Macaulay M E
J Hyg (Lond). 1979 Aug;83(1):95-102. doi: 10.1017/s0022172400025857.
Indirect haemagglutination (IHA), agglutination and complement fixation tests (CFT) for Bordetella pertussis antibodies were compared on paired sera from 52 suspected cases of whooping cough and single sera from 83 children with no recent history of whooping cough. All three tests detected serotype antibodies 1, 2 and 3, but the IHA test was the most sensitive; in seven cases it was the only test to show a rise in titre. It is recommended, particularly with vaccinated children, that the serological diagnosis of whooping cough should be based upon a rise in titre. There should be a gap of at least 2-4 weeks between serum samples, depending on the age and vaccination state of the child. The CFT appears to detect a different antibody from that detected by the other two tests, and in three cases it was the only test to show a rise in titre.

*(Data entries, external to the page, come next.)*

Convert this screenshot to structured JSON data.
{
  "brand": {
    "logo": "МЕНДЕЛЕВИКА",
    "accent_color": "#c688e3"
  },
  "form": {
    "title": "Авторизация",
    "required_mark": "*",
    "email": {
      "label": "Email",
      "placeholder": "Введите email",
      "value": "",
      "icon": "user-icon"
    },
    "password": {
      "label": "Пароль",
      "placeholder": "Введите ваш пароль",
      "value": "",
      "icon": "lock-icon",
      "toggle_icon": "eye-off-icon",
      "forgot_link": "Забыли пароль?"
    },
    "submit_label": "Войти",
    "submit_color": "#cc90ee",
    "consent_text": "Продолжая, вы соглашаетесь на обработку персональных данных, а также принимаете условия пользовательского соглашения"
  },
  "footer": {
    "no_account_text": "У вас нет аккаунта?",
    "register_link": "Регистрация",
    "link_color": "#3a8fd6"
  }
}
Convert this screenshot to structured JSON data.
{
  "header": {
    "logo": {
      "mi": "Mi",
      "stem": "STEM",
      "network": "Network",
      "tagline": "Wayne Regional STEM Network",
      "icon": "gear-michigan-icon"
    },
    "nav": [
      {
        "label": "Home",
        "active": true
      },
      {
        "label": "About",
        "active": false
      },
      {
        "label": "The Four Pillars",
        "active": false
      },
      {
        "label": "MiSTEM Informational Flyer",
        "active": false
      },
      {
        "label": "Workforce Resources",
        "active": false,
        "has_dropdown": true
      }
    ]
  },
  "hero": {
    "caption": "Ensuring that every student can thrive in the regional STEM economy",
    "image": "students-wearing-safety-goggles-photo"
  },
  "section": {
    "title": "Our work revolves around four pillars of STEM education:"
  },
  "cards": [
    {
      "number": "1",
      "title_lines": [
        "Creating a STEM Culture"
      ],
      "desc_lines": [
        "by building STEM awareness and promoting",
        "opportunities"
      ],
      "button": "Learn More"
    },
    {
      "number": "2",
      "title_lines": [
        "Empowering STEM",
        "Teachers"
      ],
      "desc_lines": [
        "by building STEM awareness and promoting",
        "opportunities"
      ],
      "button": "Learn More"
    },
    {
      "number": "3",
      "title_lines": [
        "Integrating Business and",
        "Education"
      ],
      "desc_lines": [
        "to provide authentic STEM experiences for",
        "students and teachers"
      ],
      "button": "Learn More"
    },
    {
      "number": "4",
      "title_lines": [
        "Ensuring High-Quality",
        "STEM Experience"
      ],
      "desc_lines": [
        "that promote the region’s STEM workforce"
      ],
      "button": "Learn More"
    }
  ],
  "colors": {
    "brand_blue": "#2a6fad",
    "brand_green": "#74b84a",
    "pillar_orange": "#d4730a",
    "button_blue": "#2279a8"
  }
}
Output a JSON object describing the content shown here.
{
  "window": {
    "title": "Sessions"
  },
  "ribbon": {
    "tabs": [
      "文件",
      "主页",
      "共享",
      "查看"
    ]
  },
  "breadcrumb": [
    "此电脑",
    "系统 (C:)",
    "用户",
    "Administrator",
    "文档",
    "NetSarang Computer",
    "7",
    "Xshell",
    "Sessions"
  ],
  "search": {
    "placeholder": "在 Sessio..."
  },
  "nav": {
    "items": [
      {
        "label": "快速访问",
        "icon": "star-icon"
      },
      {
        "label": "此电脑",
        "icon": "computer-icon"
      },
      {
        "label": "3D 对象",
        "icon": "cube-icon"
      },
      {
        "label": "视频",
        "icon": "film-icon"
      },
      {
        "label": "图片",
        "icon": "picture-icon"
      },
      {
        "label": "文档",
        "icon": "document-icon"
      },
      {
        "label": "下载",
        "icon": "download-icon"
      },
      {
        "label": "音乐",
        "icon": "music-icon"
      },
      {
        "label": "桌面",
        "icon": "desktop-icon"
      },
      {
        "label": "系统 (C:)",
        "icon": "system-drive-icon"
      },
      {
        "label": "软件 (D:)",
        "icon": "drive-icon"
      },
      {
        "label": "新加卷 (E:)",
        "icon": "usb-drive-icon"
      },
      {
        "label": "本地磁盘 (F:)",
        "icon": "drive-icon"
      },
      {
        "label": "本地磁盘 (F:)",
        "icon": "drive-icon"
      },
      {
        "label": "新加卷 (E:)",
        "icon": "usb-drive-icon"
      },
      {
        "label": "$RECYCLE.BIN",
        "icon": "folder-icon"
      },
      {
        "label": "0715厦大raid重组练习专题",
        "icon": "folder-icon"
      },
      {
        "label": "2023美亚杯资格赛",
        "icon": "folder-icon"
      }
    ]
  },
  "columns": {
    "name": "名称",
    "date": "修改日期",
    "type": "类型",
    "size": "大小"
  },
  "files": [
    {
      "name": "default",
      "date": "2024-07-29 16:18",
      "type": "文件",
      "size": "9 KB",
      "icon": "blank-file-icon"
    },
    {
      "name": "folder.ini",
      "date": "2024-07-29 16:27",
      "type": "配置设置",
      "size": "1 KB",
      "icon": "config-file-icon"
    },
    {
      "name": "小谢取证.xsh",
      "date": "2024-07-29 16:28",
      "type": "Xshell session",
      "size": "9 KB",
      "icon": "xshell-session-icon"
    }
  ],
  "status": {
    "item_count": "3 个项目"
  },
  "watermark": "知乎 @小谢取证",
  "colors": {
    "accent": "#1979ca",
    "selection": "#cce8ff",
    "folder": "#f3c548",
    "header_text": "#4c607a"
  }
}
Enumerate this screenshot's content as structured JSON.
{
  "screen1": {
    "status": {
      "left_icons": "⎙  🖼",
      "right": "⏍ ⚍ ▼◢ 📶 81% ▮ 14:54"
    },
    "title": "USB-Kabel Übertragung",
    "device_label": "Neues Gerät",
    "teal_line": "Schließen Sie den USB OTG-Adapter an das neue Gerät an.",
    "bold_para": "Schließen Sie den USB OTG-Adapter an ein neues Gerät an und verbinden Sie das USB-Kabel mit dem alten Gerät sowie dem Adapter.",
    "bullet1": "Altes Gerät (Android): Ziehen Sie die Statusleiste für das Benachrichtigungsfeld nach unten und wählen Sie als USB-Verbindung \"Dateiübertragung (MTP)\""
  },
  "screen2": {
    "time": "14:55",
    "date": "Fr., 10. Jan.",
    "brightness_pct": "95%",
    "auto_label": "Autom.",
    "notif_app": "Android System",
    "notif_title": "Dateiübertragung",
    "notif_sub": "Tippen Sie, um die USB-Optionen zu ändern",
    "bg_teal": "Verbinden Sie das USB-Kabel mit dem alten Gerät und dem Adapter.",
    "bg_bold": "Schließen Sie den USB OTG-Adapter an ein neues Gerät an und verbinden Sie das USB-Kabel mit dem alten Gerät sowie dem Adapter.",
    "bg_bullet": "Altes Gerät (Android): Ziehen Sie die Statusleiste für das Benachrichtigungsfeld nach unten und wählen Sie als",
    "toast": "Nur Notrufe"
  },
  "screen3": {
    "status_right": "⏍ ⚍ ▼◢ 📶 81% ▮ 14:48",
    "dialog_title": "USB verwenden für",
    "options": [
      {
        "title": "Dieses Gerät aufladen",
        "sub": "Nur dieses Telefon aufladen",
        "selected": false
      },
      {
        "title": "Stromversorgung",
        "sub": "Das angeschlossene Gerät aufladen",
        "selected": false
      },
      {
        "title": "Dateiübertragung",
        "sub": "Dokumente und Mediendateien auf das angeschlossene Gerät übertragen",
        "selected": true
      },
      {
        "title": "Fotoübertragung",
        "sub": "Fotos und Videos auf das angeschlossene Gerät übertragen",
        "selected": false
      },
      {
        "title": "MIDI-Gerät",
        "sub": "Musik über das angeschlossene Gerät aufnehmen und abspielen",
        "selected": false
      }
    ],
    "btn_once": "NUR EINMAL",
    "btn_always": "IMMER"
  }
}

对52例疑似百日咳病例的配对血清以及83例近期无百日咳病史儿童的单份血清,比较了百日咳博德特氏菌抗体的间接血凝试验(IHA)、凝集试验和补体结合试验(CFT)。所有这三种试验均检测到了血清型1、2和3抗体,但间接血凝试验最为敏感;在7例病例中,它是唯一显示滴度升高的试验。建议特别是对于接种过疫苗的儿童,百日咳的血清学诊断应基于滴度升高。血清样本之间应至少间隔2 - 4周,具体取决于儿童的年龄和疫苗接种状况。补体结合试验似乎检测到了与其他两种试验所检测到的不同抗体,在3例病例中,它是唯一显示滴度升高的试验。